C'est « l'envers de la promesse d'Edilivre » : beaucoup de textes sont publiés, mais la promotion n'atteint pas celle des maisons d'édition traditionnelles. Toutefois, David Stut met en avant le travail réalisé par la maison, comme une présence dans les salons littéraires, à Paris ou à Bruxelles, l'envoi de services presse ou les dédicaces en librairies, dont les frais sont pris en charge par Edilivre.

 

« Quand nous ne travaillons pas régulièrement avec la librairie, nous lui demandons de préacheter la moitié des ouvrages en dépôt, parce que nous ne pouvons pas nous permettre d'assumer en trésorerie toutes les demandes de dépôt. Cela dit, il est tout à fait possible de renvoyer les ouvrages, nous faisons des avoirs », assure David Stut en réponse à des accusations de la pétition, qui soulignaient qu'Edilivre ne facilitait pas le travail avec les librairies. De la même manière, « les 30 % de remise aux libraires, c'est un taux de départ courant, qui évolue bien sûr selon les librairies et nos relations avec elles. Les frais de port sont par ailleurs gratuits pour les libraires. »

 

Sur le prix des livres à l'unité, le modèle d’impression numérique à la demande est à l'origine, d'après David Stut, des tarifs légèrement plus élevés par rapport à l'édition traditionnelle. Des tarifs qui ont été baissés grâce à un travail de négociation avec les imprimeurs, selon le PDG d'AParis. Sur les frais de port, Edilivre « ne fait pas de marge, parce que notre imprimeur en fait une petite, de l'ordre de 3 %. Pour le reste, je rappelle que La Poste a augmenté ses tarifs d'expédition pour le livre, et nos possibilités de négociation avec elle ne sont pas celles d'Amazon. » Par souci d'honnêteté, sur les ventes des livres effectuées directement sur le site d'Edilivre, les droits d'auteur versés sont plus élevés en l'absence de remise libraire, assure David Stut.

 

Enfin, le livre numérique est vendu au format PDF sur la plateforme Edilivre, mais il est possible, pour les auteurs, de le transformer en fichier EPUB à l'aide d'une option payante, rendant ainsi l'ouvrage au format numérique disponible sur d'autres plateformes. « Nous sommes en discussion avec des elibraires pour que la conversion soit accessible à tous », souligne David Stut.

 

AParis affiche un chiffre d'affaires de 3,1 millions € en 2015, pour un bénéfice de 450 000 € environ.

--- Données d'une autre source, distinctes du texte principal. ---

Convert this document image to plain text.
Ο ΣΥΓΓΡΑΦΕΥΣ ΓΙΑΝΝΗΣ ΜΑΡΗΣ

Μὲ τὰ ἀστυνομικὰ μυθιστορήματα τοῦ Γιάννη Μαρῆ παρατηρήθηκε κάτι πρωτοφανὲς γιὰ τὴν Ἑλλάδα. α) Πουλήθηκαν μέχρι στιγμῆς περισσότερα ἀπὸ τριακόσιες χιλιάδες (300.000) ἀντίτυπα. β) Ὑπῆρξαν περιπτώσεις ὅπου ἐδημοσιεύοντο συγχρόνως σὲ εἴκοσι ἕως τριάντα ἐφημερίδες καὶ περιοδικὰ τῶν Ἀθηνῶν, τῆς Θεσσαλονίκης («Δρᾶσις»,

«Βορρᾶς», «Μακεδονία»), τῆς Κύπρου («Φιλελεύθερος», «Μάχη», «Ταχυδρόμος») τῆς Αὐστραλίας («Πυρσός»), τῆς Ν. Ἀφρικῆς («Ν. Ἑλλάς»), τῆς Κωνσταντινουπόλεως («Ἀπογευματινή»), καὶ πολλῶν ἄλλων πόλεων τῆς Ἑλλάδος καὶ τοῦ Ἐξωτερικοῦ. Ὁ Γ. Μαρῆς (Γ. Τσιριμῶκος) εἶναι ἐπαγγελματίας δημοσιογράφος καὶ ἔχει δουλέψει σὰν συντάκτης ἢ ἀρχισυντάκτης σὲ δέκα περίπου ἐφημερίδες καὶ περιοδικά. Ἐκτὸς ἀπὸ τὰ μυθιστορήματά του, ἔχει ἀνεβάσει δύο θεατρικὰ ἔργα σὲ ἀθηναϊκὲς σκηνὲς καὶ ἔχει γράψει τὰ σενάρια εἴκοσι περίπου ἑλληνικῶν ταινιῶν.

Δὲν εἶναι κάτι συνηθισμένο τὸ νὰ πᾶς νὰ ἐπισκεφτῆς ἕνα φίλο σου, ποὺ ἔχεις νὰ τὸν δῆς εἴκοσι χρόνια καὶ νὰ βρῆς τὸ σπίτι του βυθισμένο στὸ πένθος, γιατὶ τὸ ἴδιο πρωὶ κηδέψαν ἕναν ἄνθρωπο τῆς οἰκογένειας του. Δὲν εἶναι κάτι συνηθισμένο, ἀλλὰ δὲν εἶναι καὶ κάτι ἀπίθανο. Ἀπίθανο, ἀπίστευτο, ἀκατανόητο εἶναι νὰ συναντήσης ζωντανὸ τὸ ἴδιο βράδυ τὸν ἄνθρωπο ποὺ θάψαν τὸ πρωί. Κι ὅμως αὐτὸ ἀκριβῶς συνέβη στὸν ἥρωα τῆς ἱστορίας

Un écart qui s'explique par le fait que « tout l'argent est réinvesti dans la structure ».

 

« Certains auteurs vendent entre 500 et 1 000 ouvrages sans souscrire à nos options, d'autres grâce à ces dernières », souligne David Stut. « Le marché du livre est difficile, et si quelqu’un avait trouvé la martingale pour systématiquement publier des succès, on le saurait, et il serait riche. Le contrat signé avec l'auteur régit nos actions : nous pouvons proposer des offres, comme une promotion Facebook qui atteindra 50 000 personnes, mais nous ne pouvons pas garantir des ventes. De la même manière, nous assurons un référencement du livre dans toutes les libraires, mais pas une présence physique dans toutes les Fnac de France, qui relève du choix de chaque Fnac. »

 

« En moyenne, un auteur publie 1,7 livre chez nous, ce qui témoigne d'une vraie satisfaction, nos auteurs n’étant pas masochistes. Nous continuons néanmoins à travailler dur pour progresser, et continuer d’accompagner, toujours au mieux, nos auteurs », termine David Stut.